Durch die Übergabe der Liste bzw. der Durchschriften gehen die Forderungen an den Kreditgeber über. Diese Handlung hat konstitutive Wirkung, d.h. sie ist rechtlich notwendig.

2.2 Globalabtretung

-> Abtretung von bestehenden und zukünftigen Forderungen gegenüber bestimmten Drittschuldnern

-> wenn als stille Zession, dann Blankobenachrichtigungsschreiben (unterschriebene Zessionsanzeige zur eventuellen Offenlegung gegenüber den Drittschuldnern)

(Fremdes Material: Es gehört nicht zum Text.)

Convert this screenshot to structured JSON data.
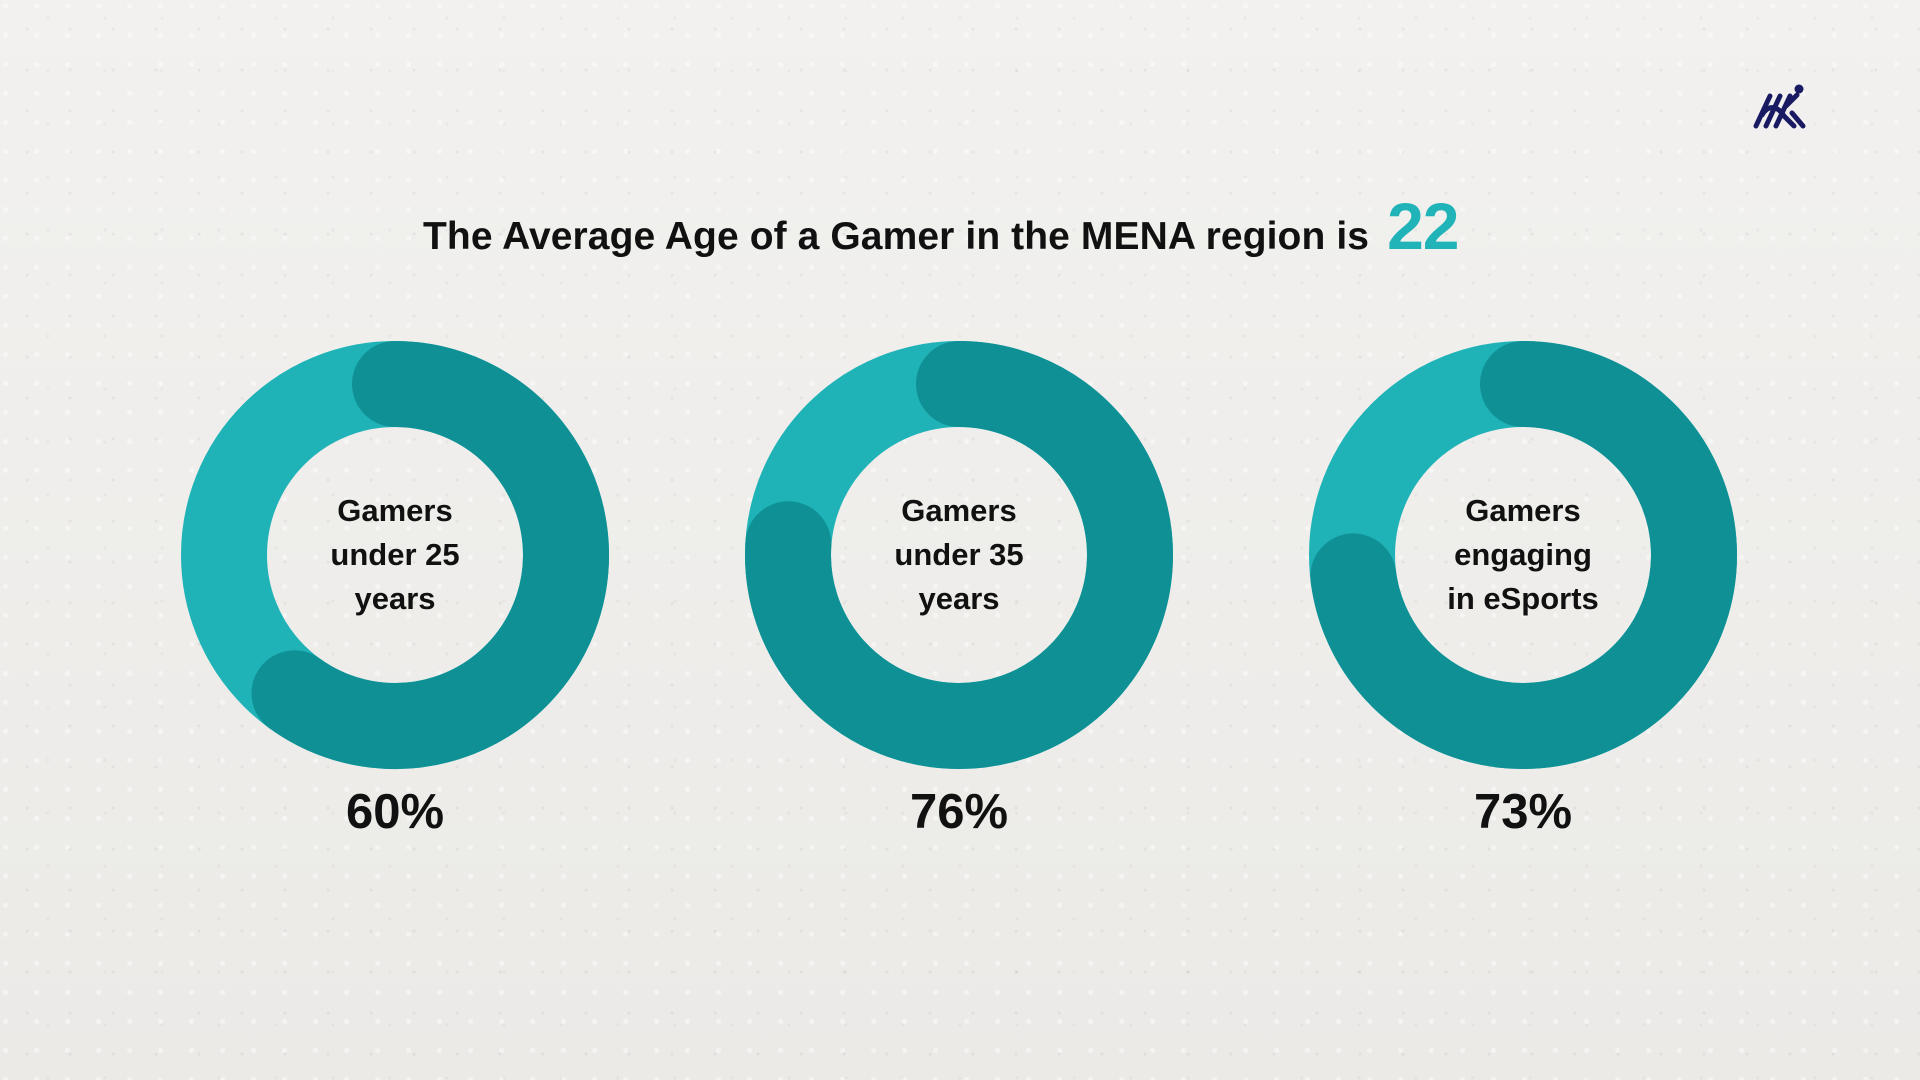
{
  "header": {
    "title": "The Average Age of a Gamer in the MENA region is",
    "highlight": "22"
  },
  "logo": {
    "name": "brand-logo"
  },
  "colors": {
    "accent": "#20b4b8",
    "ring_base": "#1fb3b8",
    "ring_fill": "#0f9095",
    "text": "#111111",
    "background": "#efeeec"
  },
  "chart_data": [
    {
      "type": "donut",
      "label": "Gamers\nunder 25\nyears",
      "value": 60,
      "value_label": "60%"
    },
    {
      "type": "donut",
      "label": "Gamers\nunder 35\nyears",
      "value": 76,
      "value_label": "76%"
    },
    {
      "type": "donut",
      "label": "Gamers\nengaging\nin eSports",
      "value": 73,
      "value_label": "73%"
    }
  ]
}
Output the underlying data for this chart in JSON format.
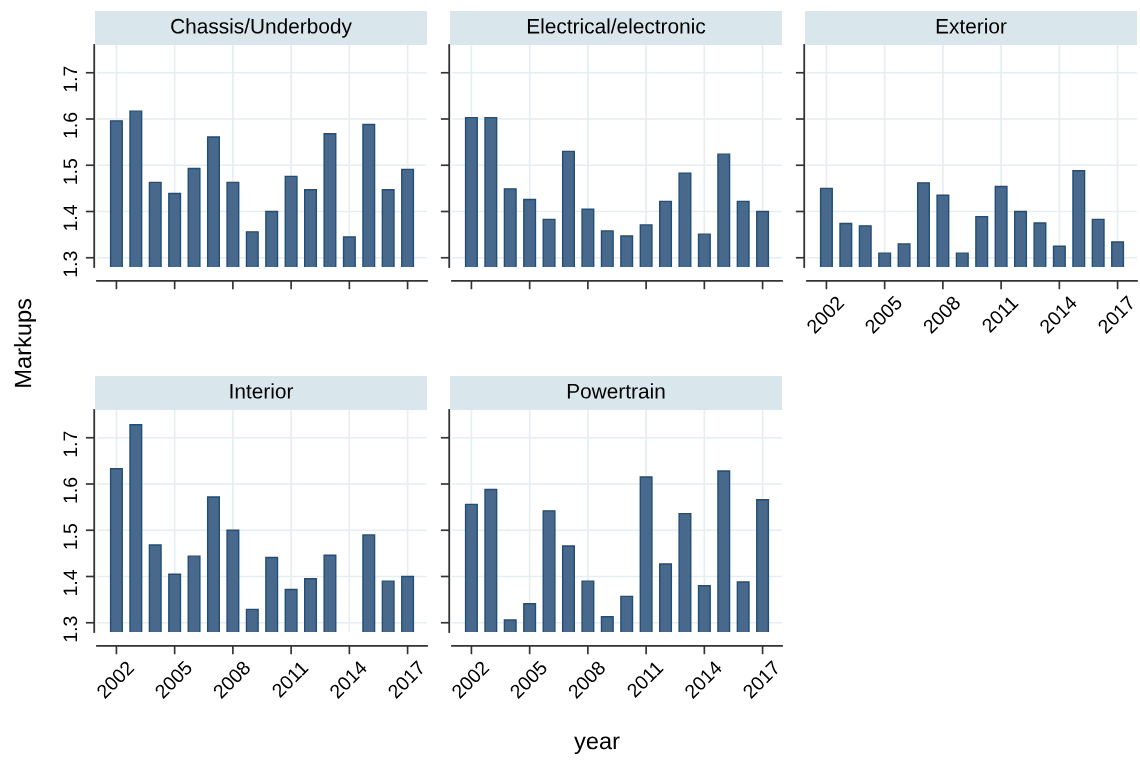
{
  "chart_data": [
    {
      "type": "bar",
      "title": "Chassis/Underbody",
      "ylabel": "Markups",
      "x": [
        2002,
        2003,
        2004,
        2005,
        2006,
        2007,
        2008,
        2009,
        2010,
        2011,
        2012,
        2013,
        2014,
        2015,
        2016,
        2017
      ],
      "values": [
        1.596,
        1.617,
        1.463,
        1.439,
        1.493,
        1.561,
        1.463,
        1.356,
        1.4,
        1.476,
        1.447,
        1.568,
        1.345,
        1.588,
        1.447,
        1.491
      ],
      "color": "#48698b",
      "xlim": [
        2001,
        2018
      ],
      "xticks": [
        2002,
        2005,
        2008,
        2011,
        2014,
        2017
      ],
      "ylim": [
        1.28,
        1.76
      ],
      "yticks": [
        1.3,
        1.4,
        1.5,
        1.6,
        1.7
      ],
      "grid": true,
      "tick_labels": "y"
    },
    {
      "type": "bar",
      "title": "Electrical/electronic",
      "x": [
        2002,
        2003,
        2004,
        2005,
        2006,
        2007,
        2008,
        2009,
        2010,
        2011,
        2012,
        2013,
        2014,
        2015,
        2016,
        2017
      ],
      "values": [
        1.603,
        1.603,
        1.449,
        1.426,
        1.383,
        1.53,
        1.405,
        1.358,
        1.347,
        1.371,
        1.422,
        1.483,
        1.351,
        1.524,
        1.422,
        1.4
      ],
      "color": "#48698b",
      "xlim": [
        2001,
        2018
      ],
      "xticks": [
        2002,
        2005,
        2008,
        2011,
        2014,
        2017
      ],
      "ylim": [
        1.28,
        1.76
      ],
      "yticks": [
        1.3,
        1.4,
        1.5,
        1.6,
        1.7
      ],
      "grid": true,
      "tick_labels": false
    },
    {
      "type": "bar",
      "title": "Exterior",
      "x": [
        2002,
        2003,
        2004,
        2005,
        2006,
        2007,
        2008,
        2009,
        2010,
        2011,
        2012,
        2013,
        2014,
        2015,
        2016,
        2017
      ],
      "values": [
        1.45,
        1.374,
        1.369,
        1.31,
        1.33,
        1.462,
        1.435,
        1.31,
        1.389,
        1.454,
        1.4,
        1.375,
        1.325,
        1.488,
        1.383,
        1.334
      ],
      "color": "#48698b",
      "xlim": [
        2001,
        2018
      ],
      "xticks": [
        2002,
        2005,
        2008,
        2011,
        2014,
        2017
      ],
      "ylim": [
        1.28,
        1.76
      ],
      "yticks": [
        1.3,
        1.4,
        1.5,
        1.6,
        1.7
      ],
      "grid": true,
      "tick_labels": "x"
    },
    {
      "type": "bar",
      "title": "Interior",
      "x": [
        2002,
        2003,
        2004,
        2005,
        2006,
        2007,
        2008,
        2009,
        2010,
        2011,
        2012,
        2013,
        2014,
        2015,
        2016,
        2017
      ],
      "values": [
        1.633,
        1.728,
        1.468,
        1.405,
        1.444,
        1.572,
        1.5,
        1.329,
        1.441,
        1.372,
        1.395,
        1.446,
        null,
        1.49,
        1.39,
        1.4
      ],
      "color": "#48698b",
      "xlim": [
        2001,
        2018
      ],
      "xticks": [
        2002,
        2005,
        2008,
        2011,
        2014,
        2017
      ],
      "ylim": [
        1.28,
        1.76
      ],
      "yticks": [
        1.3,
        1.4,
        1.5,
        1.6,
        1.7
      ],
      "grid": true
    },
    {
      "type": "bar",
      "title": "Powertrain",
      "xlabel": "year",
      "x": [
        2002,
        2003,
        2004,
        2005,
        2006,
        2007,
        2008,
        2009,
        2010,
        2011,
        2012,
        2013,
        2014,
        2015,
        2016,
        2017
      ],
      "values": [
        1.556,
        1.588,
        1.306,
        1.341,
        1.542,
        1.466,
        1.39,
        1.313,
        1.357,
        1.615,
        1.427,
        1.536,
        1.38,
        1.628,
        1.388,
        1.566
      ],
      "color": "#48698b",
      "xlim": [
        2001,
        2018
      ],
      "xticks": [
        2002,
        2005,
        2008,
        2011,
        2014,
        2017
      ],
      "ylim": [
        1.28,
        1.76
      ],
      "yticks": [
        1.3,
        1.4,
        1.5,
        1.6,
        1.7
      ],
      "grid": true,
      "tick_labels": "x"
    }
  ]
}
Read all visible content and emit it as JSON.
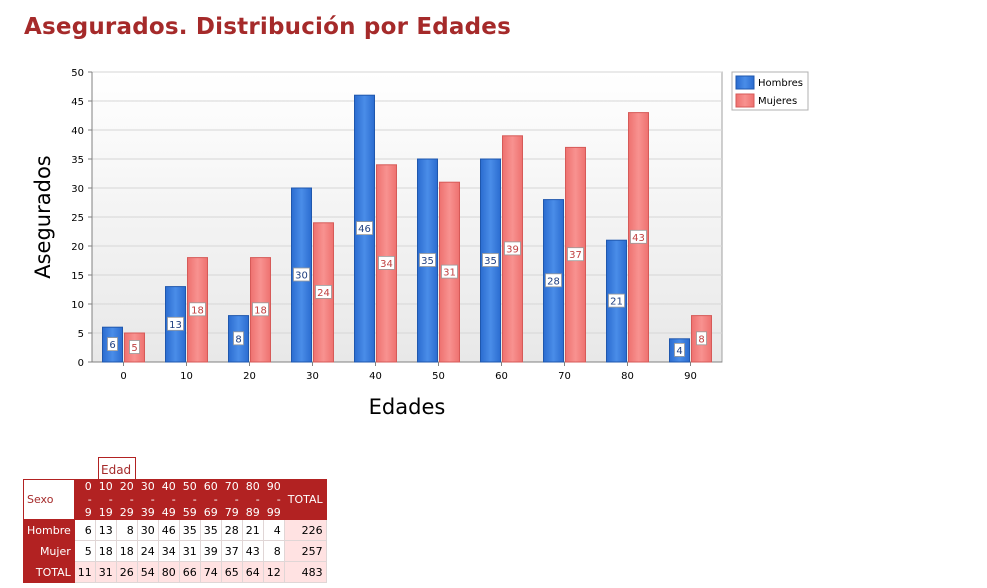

-> Einreichung einer monatlichen Bestandsmeldung

-> genaue Kennzeichnung der Forderungen im Abtretungsvertrag (z.B. Forderungen der Kunden A bis M, etc.)

Die Übergabe der Meldung hat allerdings nur deklaratorische (bestätigende) Wirkung, da die Forderungen bereits bei ihrer Entstehung auf den Kreditgeber übergehen.